Seuls les patients qui demandent l’aide à mourir alors qu’ils sont déjà admis à l’établissement peuvent donc l’y recevoir. Le traitement est alors offert par du personnel du CISSS de la Côte-Nord.

«Il y a une nuance entre accepter que la personne reçoive les soins ici et les donner nous-mêmes», affirme-t-elle.

Soulagement

La directrice de l’Élyme des Sables est convaincue que l’aide médicale à mourir n’est pas demandée par les gens qui reçoivent de bons soins palliatifs. Certaines personnes arrivant du domicile avec une douleur incontrôlable demandent l’aide à mourir.

«Parfois, ça prend juste un meilleur suivi de la médication, de comment elle est donnée, de trouver la bonne dose. Et là, on retrouve le contrôle. On a du personnel qui ne fait que ça», note-t-elle.

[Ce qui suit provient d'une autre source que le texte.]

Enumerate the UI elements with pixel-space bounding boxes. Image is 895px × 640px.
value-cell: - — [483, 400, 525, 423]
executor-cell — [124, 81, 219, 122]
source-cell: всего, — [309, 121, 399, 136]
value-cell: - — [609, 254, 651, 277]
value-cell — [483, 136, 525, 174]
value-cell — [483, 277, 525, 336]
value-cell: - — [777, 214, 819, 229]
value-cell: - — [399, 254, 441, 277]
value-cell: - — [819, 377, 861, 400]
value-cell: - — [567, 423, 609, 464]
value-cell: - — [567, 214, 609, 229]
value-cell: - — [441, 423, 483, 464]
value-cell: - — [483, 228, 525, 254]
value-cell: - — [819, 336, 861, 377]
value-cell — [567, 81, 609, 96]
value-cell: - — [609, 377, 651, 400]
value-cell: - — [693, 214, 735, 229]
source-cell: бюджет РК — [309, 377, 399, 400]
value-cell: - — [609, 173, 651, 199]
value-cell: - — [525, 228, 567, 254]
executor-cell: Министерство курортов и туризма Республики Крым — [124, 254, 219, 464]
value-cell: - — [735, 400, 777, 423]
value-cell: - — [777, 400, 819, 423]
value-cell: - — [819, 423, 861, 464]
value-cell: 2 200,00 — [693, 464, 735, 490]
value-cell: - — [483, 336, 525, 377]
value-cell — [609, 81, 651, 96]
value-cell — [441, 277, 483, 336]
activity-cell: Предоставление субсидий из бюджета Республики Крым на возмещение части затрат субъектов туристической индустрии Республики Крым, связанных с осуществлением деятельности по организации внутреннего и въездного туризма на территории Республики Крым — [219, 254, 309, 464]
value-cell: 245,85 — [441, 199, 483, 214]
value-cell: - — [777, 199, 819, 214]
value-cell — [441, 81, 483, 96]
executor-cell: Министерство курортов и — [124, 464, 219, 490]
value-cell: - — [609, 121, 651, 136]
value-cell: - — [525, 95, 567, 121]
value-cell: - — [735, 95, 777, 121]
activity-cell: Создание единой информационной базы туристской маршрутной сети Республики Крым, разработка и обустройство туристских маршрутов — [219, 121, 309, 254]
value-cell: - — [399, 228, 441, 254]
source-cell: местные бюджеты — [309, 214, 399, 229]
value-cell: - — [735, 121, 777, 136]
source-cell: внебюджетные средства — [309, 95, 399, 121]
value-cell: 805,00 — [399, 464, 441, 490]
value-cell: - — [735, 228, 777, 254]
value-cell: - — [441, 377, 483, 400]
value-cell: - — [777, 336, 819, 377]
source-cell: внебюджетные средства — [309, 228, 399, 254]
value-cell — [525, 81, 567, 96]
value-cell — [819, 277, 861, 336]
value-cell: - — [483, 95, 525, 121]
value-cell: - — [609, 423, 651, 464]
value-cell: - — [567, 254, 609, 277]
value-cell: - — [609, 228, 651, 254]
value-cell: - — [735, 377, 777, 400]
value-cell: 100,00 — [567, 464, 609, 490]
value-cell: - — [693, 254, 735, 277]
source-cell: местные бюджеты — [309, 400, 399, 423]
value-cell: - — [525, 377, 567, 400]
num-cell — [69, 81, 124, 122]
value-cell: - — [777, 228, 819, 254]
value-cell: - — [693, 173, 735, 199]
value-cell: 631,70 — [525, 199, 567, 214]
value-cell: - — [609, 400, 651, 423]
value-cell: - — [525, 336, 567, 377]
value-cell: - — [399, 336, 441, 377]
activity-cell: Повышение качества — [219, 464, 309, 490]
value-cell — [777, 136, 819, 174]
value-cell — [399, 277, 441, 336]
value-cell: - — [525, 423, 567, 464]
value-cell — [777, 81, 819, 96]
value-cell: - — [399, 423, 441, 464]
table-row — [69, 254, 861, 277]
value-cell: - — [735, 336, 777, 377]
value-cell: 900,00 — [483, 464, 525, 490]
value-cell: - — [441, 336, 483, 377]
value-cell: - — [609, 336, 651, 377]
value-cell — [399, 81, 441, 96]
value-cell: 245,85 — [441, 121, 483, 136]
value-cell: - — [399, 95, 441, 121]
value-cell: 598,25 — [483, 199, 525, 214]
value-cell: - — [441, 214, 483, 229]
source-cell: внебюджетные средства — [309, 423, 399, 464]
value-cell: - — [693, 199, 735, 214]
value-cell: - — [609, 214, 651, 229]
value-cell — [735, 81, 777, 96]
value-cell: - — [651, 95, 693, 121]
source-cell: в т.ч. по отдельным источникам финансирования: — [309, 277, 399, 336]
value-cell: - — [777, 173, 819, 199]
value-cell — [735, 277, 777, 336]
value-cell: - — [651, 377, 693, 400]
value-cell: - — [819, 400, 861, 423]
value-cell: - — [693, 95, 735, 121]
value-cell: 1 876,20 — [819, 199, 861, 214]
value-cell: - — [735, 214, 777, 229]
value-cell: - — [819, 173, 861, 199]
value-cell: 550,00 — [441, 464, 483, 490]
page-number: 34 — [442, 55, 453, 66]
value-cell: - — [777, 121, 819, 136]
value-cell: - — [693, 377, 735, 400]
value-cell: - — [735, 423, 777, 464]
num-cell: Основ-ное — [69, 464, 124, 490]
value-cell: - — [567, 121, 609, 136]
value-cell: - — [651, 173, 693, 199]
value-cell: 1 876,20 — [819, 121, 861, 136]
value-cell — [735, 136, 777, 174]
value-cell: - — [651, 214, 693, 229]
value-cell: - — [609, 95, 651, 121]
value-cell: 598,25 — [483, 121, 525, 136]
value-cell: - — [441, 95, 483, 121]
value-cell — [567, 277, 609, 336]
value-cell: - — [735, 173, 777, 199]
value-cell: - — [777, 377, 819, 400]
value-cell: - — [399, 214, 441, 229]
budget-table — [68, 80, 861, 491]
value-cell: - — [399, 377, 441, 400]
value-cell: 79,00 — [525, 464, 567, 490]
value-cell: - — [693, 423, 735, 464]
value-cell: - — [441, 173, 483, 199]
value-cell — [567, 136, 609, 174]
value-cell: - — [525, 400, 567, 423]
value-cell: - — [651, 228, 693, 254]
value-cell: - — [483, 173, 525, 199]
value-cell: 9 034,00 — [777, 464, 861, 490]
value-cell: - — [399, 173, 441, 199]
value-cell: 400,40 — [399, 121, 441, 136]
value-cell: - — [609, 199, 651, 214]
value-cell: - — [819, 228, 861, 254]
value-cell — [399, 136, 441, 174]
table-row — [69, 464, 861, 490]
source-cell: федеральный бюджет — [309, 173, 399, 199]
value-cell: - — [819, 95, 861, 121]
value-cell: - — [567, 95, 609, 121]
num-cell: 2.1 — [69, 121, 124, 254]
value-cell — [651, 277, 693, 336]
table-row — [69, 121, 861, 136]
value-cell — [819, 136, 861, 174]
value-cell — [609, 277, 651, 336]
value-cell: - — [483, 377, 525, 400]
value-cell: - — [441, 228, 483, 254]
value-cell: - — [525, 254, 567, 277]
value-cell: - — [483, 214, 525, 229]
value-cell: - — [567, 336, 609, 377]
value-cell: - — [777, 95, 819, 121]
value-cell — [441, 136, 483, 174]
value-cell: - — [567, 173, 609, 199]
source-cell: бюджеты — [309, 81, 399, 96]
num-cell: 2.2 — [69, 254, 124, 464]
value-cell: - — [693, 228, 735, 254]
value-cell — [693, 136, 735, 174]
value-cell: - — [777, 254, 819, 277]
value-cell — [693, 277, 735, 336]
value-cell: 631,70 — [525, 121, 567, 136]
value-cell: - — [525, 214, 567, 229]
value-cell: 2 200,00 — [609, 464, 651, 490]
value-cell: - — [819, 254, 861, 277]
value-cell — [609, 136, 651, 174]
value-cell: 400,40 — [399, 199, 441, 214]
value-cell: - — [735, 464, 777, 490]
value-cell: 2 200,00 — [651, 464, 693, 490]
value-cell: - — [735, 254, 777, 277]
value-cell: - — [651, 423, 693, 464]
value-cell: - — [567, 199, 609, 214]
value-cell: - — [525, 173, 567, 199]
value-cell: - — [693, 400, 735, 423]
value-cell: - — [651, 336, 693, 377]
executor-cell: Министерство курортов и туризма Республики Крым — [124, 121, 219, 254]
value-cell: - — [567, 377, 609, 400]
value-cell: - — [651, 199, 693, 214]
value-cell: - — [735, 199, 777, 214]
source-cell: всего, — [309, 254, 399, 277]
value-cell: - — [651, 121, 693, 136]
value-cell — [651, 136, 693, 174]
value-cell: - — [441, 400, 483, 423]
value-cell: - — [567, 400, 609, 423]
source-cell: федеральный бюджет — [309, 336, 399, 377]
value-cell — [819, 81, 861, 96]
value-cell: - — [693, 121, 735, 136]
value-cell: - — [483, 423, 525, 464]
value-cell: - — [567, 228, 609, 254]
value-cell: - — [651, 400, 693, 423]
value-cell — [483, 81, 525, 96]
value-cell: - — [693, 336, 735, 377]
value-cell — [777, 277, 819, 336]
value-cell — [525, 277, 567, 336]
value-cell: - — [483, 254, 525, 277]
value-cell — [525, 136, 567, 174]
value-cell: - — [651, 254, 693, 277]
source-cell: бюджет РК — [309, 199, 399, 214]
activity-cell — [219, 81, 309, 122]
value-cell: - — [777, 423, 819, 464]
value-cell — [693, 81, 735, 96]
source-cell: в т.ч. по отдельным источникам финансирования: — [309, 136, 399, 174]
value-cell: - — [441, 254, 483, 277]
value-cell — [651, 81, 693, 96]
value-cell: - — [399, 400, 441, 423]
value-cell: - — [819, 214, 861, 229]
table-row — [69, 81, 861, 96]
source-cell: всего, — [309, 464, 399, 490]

«Souvent, quand on soulage leurs douleurs, ils n’en parlent plus», ajoute-t-elle.

Ses statistiques semblent lui donner raison. Depuis décembre 2015, plusieurs patients de l’Élyme des sables ont demandé à recevoir l’aide médicale à mourir, mais un seul d’entre eux a reçu le traitement.

Certains ont retiré leur demande, tandis que d’autres sont devenus inaptes à donner leur consentement à cause de l’évolution de leur état de santé ou de la médication.

«Tant que j’ai la confirmation que ces gens-là ont reçu des bons soins palliatifs, que leur douleur a été soulagée comme on peut le faire et que malgré tout ça, ils demandent l’aide médicale à mourir, alors c’est correct, on va procéder», résume-t-elle.